Interestingly, for the jagged end analysis in plasma cfDNA, a significant difference in the JI-U between transplant recipients and healthy volunteers was observed. It is important to note that cfDNA from only two healthy volunteers was sequenced here, and thus, statistical power is limited. However, we believe that based on the results in this pilot study, combined with its potential as a biomarker in other diseases [
25,
27], further investigation of cfDNA jaggedness in transplant recipients might be worth pursuing, as it has been largely unexplored so far. Moreover, the mechanism underlying such a difference between healthy individuals and transplant recipients is currently unknown.

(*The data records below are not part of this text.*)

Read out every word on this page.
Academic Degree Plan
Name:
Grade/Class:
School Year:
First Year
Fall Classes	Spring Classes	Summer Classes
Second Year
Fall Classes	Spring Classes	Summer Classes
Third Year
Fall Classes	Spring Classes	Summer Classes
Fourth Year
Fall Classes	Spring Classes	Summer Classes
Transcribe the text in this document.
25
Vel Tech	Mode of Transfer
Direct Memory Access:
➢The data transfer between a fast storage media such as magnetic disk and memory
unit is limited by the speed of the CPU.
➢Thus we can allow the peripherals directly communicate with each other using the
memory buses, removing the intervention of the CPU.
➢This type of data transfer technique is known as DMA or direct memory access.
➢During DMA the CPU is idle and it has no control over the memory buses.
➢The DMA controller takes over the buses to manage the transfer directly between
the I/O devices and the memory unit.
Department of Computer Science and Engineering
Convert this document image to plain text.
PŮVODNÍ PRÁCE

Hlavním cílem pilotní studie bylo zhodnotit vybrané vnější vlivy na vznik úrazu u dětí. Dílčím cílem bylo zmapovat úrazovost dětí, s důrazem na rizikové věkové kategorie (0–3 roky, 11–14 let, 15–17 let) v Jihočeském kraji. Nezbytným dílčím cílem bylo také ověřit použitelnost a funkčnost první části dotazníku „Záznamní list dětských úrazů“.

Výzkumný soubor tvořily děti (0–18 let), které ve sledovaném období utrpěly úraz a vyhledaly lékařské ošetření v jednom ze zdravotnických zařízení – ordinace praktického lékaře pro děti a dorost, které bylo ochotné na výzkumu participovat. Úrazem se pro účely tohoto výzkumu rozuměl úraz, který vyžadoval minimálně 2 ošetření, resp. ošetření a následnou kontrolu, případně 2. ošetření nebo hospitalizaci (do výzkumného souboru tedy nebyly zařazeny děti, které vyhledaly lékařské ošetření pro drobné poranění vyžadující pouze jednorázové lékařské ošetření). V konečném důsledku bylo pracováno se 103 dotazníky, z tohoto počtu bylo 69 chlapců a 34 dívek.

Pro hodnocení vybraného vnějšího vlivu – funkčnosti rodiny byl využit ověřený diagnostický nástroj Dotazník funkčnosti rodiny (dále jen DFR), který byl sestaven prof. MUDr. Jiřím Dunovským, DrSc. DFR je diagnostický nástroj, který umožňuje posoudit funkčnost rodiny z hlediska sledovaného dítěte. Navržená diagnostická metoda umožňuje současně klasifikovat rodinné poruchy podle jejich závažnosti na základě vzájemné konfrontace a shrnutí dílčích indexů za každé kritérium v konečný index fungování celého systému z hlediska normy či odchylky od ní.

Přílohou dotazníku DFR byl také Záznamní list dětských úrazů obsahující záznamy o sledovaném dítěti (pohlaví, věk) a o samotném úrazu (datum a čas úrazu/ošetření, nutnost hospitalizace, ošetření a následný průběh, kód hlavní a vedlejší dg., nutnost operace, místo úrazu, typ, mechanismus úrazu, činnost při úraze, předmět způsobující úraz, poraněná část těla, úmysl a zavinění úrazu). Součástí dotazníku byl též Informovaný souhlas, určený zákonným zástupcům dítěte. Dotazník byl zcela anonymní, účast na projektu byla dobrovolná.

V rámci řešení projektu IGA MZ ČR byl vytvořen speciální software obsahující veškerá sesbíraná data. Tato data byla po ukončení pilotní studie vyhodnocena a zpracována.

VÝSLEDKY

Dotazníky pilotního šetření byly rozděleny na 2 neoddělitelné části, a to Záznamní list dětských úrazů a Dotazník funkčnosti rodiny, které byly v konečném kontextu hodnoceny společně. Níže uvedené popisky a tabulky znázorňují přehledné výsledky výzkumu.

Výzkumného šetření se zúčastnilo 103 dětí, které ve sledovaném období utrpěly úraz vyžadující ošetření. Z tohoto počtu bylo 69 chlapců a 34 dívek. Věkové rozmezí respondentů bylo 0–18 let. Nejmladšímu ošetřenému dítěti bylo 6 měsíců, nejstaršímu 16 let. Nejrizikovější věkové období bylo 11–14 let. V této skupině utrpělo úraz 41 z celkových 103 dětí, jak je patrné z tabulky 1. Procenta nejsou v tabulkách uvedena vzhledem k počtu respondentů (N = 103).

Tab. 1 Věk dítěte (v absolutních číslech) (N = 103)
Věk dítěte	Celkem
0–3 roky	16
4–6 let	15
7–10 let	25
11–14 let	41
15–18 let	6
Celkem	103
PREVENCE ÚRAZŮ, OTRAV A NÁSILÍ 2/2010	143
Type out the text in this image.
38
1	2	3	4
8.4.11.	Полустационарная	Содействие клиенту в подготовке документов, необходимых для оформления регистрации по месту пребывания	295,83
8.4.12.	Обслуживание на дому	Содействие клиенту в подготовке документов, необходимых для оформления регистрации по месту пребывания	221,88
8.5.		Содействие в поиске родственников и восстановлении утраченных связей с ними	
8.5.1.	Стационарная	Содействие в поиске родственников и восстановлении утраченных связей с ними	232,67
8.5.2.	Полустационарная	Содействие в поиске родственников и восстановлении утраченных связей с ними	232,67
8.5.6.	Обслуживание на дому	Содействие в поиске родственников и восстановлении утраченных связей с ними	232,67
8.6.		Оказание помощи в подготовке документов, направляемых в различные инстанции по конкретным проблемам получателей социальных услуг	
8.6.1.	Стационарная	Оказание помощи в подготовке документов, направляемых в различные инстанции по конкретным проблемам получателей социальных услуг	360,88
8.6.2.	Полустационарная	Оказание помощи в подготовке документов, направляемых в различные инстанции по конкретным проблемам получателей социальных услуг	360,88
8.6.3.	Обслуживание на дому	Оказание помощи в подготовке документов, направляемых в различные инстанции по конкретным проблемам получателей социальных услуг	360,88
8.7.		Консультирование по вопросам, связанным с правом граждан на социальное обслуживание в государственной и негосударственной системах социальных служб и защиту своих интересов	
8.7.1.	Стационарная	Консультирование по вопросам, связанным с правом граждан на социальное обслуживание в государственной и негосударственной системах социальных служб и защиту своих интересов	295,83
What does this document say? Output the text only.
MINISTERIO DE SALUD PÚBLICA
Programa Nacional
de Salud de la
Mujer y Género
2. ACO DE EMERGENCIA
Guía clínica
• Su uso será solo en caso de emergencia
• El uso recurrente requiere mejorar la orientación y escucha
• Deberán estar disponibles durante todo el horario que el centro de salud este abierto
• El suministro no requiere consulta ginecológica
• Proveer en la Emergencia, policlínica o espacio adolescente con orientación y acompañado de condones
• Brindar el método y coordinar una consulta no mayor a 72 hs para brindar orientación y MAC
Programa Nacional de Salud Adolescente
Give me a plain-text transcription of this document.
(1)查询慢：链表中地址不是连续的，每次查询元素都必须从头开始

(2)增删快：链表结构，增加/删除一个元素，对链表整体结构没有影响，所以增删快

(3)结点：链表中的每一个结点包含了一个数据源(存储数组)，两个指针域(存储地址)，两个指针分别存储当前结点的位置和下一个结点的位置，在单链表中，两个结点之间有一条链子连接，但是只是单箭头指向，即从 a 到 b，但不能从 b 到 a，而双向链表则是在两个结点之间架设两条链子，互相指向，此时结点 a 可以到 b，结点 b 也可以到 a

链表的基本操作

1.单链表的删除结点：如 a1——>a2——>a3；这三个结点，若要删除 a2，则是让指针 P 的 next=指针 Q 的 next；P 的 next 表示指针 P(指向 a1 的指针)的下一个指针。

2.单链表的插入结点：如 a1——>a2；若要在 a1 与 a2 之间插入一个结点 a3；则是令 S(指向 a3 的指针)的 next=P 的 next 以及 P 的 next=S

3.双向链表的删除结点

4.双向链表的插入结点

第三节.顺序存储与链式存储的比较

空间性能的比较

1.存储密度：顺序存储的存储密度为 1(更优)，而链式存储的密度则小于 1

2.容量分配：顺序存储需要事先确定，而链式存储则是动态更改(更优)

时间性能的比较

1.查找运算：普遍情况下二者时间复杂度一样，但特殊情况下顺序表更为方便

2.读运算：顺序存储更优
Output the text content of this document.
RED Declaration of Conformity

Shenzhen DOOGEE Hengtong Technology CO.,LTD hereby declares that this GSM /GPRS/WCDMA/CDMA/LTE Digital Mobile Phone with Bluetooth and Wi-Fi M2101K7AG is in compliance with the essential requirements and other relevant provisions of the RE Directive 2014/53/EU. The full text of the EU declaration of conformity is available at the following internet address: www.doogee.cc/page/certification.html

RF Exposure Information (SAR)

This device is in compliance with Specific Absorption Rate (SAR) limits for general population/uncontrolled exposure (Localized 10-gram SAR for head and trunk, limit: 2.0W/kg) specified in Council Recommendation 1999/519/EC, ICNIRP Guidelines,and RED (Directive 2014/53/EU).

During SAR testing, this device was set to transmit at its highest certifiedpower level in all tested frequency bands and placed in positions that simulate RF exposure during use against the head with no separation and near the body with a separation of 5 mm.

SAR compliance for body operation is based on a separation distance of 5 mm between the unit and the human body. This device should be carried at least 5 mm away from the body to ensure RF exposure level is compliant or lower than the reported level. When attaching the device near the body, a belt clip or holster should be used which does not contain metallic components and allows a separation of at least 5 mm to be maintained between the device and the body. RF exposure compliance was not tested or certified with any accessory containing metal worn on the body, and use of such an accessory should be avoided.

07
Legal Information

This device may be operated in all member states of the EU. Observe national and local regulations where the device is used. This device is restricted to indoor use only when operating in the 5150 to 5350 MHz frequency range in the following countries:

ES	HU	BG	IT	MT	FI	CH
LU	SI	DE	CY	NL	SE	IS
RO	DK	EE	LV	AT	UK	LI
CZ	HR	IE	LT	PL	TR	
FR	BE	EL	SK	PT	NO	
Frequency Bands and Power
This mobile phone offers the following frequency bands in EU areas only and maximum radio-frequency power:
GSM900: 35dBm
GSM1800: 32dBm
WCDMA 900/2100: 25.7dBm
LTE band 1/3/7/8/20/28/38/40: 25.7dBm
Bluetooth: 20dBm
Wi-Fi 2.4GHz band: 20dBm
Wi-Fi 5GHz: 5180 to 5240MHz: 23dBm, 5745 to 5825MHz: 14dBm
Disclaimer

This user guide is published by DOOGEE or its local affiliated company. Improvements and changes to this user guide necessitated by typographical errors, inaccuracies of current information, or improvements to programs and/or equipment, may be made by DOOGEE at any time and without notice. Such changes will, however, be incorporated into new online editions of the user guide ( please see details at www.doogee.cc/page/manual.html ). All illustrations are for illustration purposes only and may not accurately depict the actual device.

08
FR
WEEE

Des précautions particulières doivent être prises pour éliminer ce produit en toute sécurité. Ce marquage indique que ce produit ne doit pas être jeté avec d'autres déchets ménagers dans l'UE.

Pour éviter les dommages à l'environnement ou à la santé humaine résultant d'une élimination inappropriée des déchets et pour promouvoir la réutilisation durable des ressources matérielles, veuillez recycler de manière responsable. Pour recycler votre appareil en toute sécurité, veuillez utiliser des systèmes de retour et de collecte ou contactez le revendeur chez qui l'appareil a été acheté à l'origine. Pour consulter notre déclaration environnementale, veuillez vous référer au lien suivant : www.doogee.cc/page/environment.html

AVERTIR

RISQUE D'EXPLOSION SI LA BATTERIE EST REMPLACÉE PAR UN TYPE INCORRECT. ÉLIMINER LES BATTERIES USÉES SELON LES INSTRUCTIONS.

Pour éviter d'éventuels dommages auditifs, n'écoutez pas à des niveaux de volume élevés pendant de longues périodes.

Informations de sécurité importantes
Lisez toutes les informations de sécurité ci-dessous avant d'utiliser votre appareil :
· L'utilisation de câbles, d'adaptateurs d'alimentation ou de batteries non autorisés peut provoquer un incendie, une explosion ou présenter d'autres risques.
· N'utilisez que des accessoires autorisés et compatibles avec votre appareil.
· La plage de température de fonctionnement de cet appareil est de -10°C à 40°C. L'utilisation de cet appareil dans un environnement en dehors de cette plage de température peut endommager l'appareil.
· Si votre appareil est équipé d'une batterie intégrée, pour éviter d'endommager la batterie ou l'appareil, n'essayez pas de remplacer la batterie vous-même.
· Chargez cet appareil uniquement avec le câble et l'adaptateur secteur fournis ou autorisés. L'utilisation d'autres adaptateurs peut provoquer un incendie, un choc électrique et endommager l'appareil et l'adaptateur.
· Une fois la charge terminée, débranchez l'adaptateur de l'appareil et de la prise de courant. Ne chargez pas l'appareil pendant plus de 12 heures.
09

Besides the small sample size for the jagged end analysis of healthy volunteers and transplant recipients, another potential limitation of this study is that the samples were sequenced at a low coverage, which cannot be used for a reliable library complexity estimation. Further, it also limits the detection of differences between the library preparation methods regarding sensitivity and biases for the detection and quantification of low-abundance cell types among the cfDNA, which would require deeper sequencing. Lastly, because of the limited sample size, small differences of the TOO proportions between the two library preparation methods cannot be excluded, but might still be biologically relevant, depending on the context of the TOO investigation.
In conclusion, this study outlines potential biases and associated noise introduced by end repair in the double-stranded library preparation for methylation analysis of cfDNA, especially if derived from urine, which are avoided using a single-stranded approach. If the metrics of interest are TOO proportions and preservation of end motifs, a single-strand library preparation in conjunction with a site- or fragment-level deconvolution algorithm is likely the recommended combination. However, if jagged end analysis is also desired besides tissue proportions, a double-stranded method should be used with site-based deconvolution. However, given the substantial jaggedness in urinary cfDNA, the application of this approach is likely limited to plasma-derived cfDNA in order to avoid an extensive methylation bias. As such, our findings will inform the design of future studies of cfDNA TOO using whole-genome methylation sequencing.